My very unpleasant neighbours have decimated my honeysuckle, which is on a trellis attached to my fence. The garden, (very small) was looking unusually lovely, due to lockdown and the weather. He threw some of the choppings into my garden, the rest of it is dying amongst the few remaining living branches. It's so butchered, it's now falling off the trellis. I now have a lovely view of their washing, left out for days, the pile of old car wheels, the bike...etc. And it used to have a beautiful scent too.

Bijou Tue 02-Jun-20 11:37:08

I wish I had someone to prune all my overgrown shrubs. Having had no rain for six weeks They have grown exceptionally well to the detriment of all the other plants.

Craftycat Tue 02-Jun-20 11:38:51

Count your lucky stars ladies. My DH isn't really sure what that big green & brown thing outside kitchen door IS!
He knows it is good to sit out in on a hot day & barbq but other than that he will ignores it completely.
I love foxgloves too!

ReadyMeals Tue 02-Jun-20 11:38:56

Honeysuckle is very fragile. I have some on a trellis, and some ivy started growing amongst it. In our efforts to get rid of the ivy, we've snapped a load of the honeysuckle stems too. I might replace it with something a bit more tolerant of handling.

MaizieD Tue 02-Jun-20 11:46:56

I've one a bit like that, Qizzer.

We established some 40 years ago that he was no gardener and that it was strictly my province, so he's learned, on the whole, not to do any unauthorised hacking and slashing, but on a number of occasions when I've asked him to do a job he gets it a bit wrong. Sometimes things recover and sometimes they don't.

Hi latest hit was when I asked for help in clearing a massively overgrown clematis montana which grows over a freestanding trellis. I'd done the preparatory work of cutting back unwanted stems but there was a huge mass of entangled stems at the top which I asked him if he could remove. Then foolishly left him to it. A few hours later I found that he'd cut the remaining growing stems off at about 2ft. One or two left intact. The tangled mess still at the top.. This spring the few living stems have leafed up and there were a few scattered flowers.

At least I know it will regenerate, but, there's still a huge tangled mass of dead stems to remove...

The there was the Rambling Rector rose that I was trying to get to climb up a big tree.
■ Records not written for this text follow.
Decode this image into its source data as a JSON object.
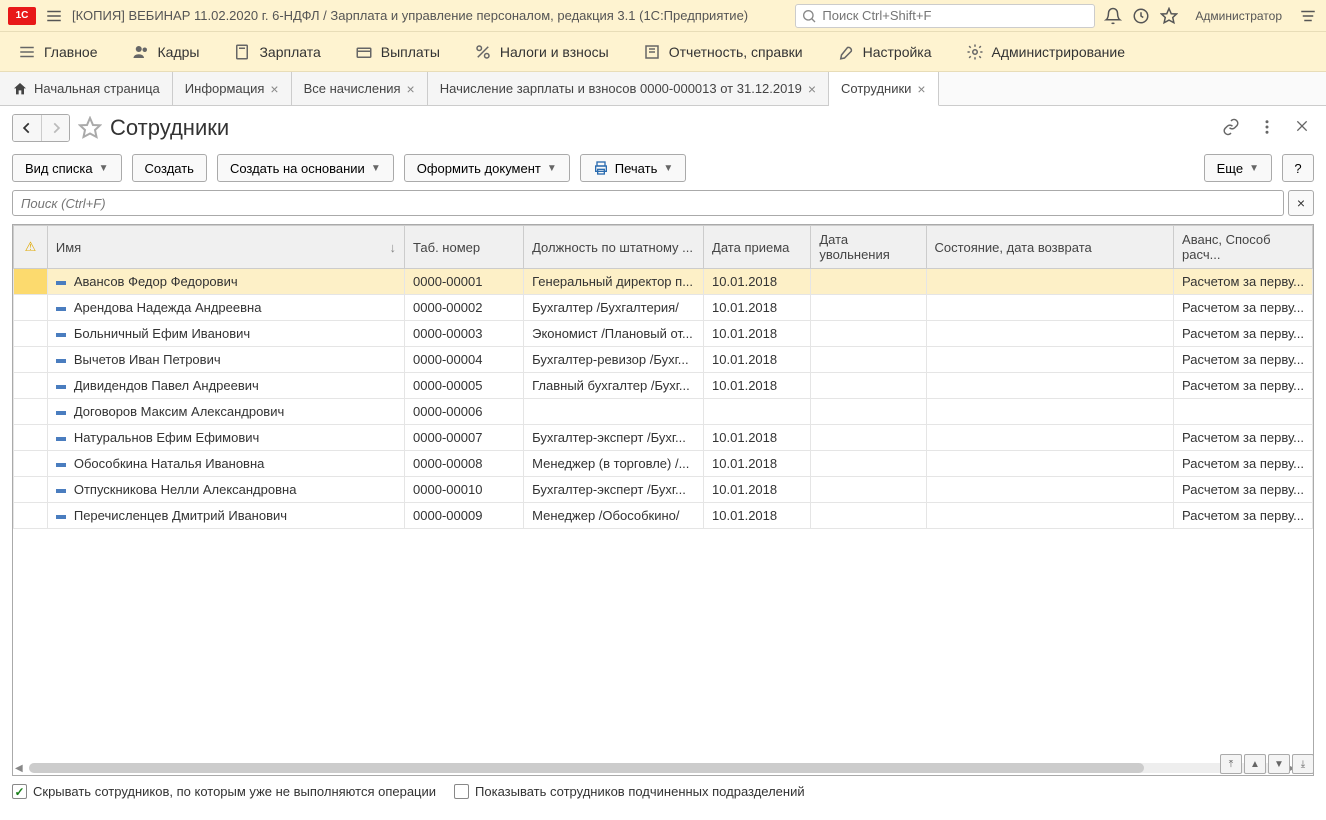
{
  "topbar": {
    "title": "[КОПИЯ] ВЕБИНАР 11.02.2020 г. 6-НДФЛ / Зарплата и управление персоналом, редакция 3.1  (1С:Предприятие)",
    "search_placeholder": "Поиск Ctrl+Shift+F",
    "user": "Администратор"
  },
  "nav": {
    "items": [
      {
        "label": "Главное"
      },
      {
        "label": "Кадры"
      },
      {
        "label": "Зарплата"
      },
      {
        "label": "Выплаты"
      },
      {
        "label": "Налоги и взносы"
      },
      {
        "label": "Отчетность, справки"
      },
      {
        "label": "Настройка"
      },
      {
        "label": "Администрирование"
      }
    ]
  },
  "tabs": {
    "items": [
      {
        "label": "Начальная страница",
        "closeable": false,
        "home": true
      },
      {
        "label": "Информация",
        "closeable": true
      },
      {
        "label": "Все начисления",
        "closeable": true
      },
      {
        "label": "Начисление зарплаты и взносов 0000-000013 от 31.12.2019",
        "closeable": true
      },
      {
        "label": "Сотрудники",
        "closeable": true,
        "active": true
      }
    ]
  },
  "page": {
    "title": "Сотрудники"
  },
  "toolbar": {
    "view_list": "Вид списка",
    "create": "Создать",
    "create_based": "Создать на основании",
    "make_doc": "Оформить документ",
    "print": "Печать",
    "more": "Еще",
    "help": "?"
  },
  "filter": {
    "placeholder": "Поиск (Ctrl+F)"
  },
  "table": {
    "headers": {
      "name": "Имя",
      "num": "Таб. номер",
      "pos": "Должность по штатному ...",
      "hire": "Дата приема",
      "fire": "Дата увольнения",
      "state": "Состояние, дата возврата",
      "adv": "Аванс, Способ расч..."
    },
    "rows": [
      {
        "name": "Авансов Федор Федорович",
        "num": "0000-00001",
        "pos": "Генеральный директор п...",
        "hire": "10.01.2018",
        "fire": "",
        "state": "",
        "adv": "Расчетом за перву...",
        "selected": true
      },
      {
        "name": "Арендова Надежда Андреевна",
        "num": "0000-00002",
        "pos": "Бухгалтер /Бухгалтерия/",
        "hire": "10.01.2018",
        "fire": "",
        "state": "",
        "adv": "Расчетом за перву..."
      },
      {
        "name": "Больничный Ефим Иванович",
        "num": "0000-00003",
        "pos": "Экономист /Плановый от...",
        "hire": "10.01.2018",
        "fire": "",
        "state": "",
        "adv": "Расчетом за перву..."
      },
      {
        "name": "Вычетов Иван Петрович",
        "num": "0000-00004",
        "pos": "Бухгалтер-ревизор /Бухг...",
        "hire": "10.01.2018",
        "fire": "",
        "state": "",
        "adv": "Расчетом за перву..."
      },
      {
        "name": "Дивидендов Павел Андреевич",
        "num": "0000-00005",
        "pos": "Главный бухгалтер /Бухг...",
        "hire": "10.01.2018",
        "fire": "",
        "state": "",
        "adv": "Расчетом за перву..."
      },
      {
        "name": "Договоров Максим Александрович",
        "num": "0000-00006",
        "pos": "",
        "hire": "",
        "fire": "",
        "state": "",
        "adv": ""
      },
      {
        "name": "Натуральнов Ефим Ефимович",
        "num": "0000-00007",
        "pos": "Бухгалтер-эксперт /Бухг...",
        "hire": "10.01.2018",
        "fire": "",
        "state": "",
        "adv": "Расчетом за перву..."
      },
      {
        "name": "Обособкина Наталья Ивановна",
        "num": "0000-00008",
        "pos": "Менеджер (в торговле) /...",
        "hire": "10.01.2018",
        "fire": "",
        "state": "",
        "adv": "Расчетом за перву..."
      },
      {
        "name": "Отпускникова Нелли Александровна",
        "num": "0000-00010",
        "pos": "Бухгалтер-эксперт /Бухг...",
        "hire": "10.01.2018",
        "fire": "",
        "state": "",
        "adv": "Расчетом за перву..."
      },
      {
        "name": "Перечисленцев Дмитрий Иванович",
        "num": "0000-00009",
        "pos": "Менеджер /Обособкино/",
        "hire": "10.01.2018",
        "fire": "",
        "state": "",
        "adv": "Расчетом за перву..."
      }
    ]
  },
  "footer": {
    "hide_inactive": "Скрывать сотрудников, по которым уже не выполняются операции",
    "show_sub": "Показывать сотрудников подчиненных подразделений"
  }
}
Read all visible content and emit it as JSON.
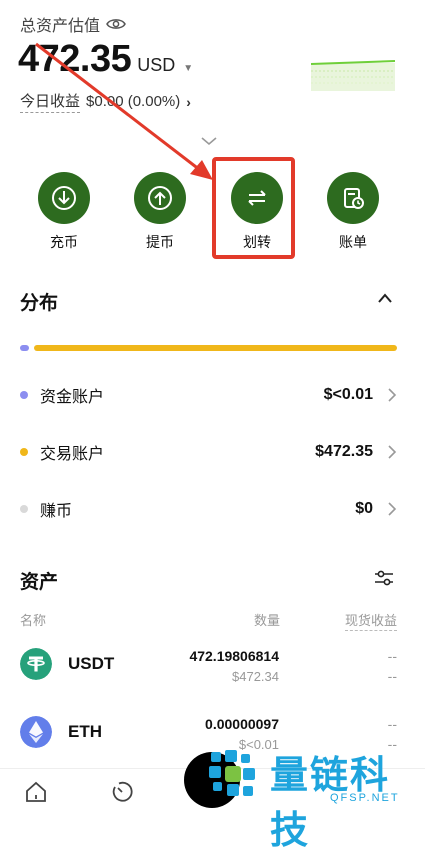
{
  "header": {
    "total_label": "总资产估值",
    "balance": "472.35",
    "currency": "USD",
    "today_pnl_label": "今日收益",
    "today_pnl_value": "$0.00 (0.00%)"
  },
  "actions": [
    {
      "label": "充币",
      "icon": "deposit-icon"
    },
    {
      "label": "提币",
      "icon": "withdraw-icon"
    },
    {
      "label": "划转",
      "icon": "transfer-icon"
    },
    {
      "label": "账单",
      "icon": "bill-icon"
    }
  ],
  "distribution": {
    "title": "分布",
    "accounts": [
      {
        "name": "资金账户",
        "amount": "$<0.01",
        "color": "#8c8ef0"
      },
      {
        "name": "交易账户",
        "amount": "$472.35",
        "color": "#f0b71a"
      },
      {
        "name": "赚币",
        "amount": "$0",
        "color": "#d9d9d9"
      }
    ]
  },
  "assets": {
    "title": "资产",
    "columns": {
      "name": "名称",
      "qty": "数量",
      "profit": "现货收益"
    },
    "rows": [
      {
        "symbol": "USDT",
        "qty": "472.19806814",
        "value": "$472.34",
        "profit1": "--",
        "profit2": "--"
      },
      {
        "symbol": "ETH",
        "qty": "0.00000097",
        "value": "$<0.01",
        "profit1": "--",
        "profit2": "--"
      }
    ]
  },
  "watermark": {
    "text": "量链科技",
    "url": "QFSP.NET"
  },
  "colors": {
    "accent_green": "#2d6b1f",
    "highlight_red": "#e23a2a",
    "watermark_blue": "#1ea4dd"
  }
}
He's cut that to ground level a time or two. Thought it was a bramble...

leeds22 Tue 02-Jun-20 11:48:56

I'm the gardener but DH hates me cutting bushes back, unless they are hitting him in the face. I have to sneak out with the secateurs when he is otherwise engaged.

Phloembundle Tue 02-Jun-20 11:51:01

I had a "gardener" who, when he had little to do, systematically pruned some of shrubs to death.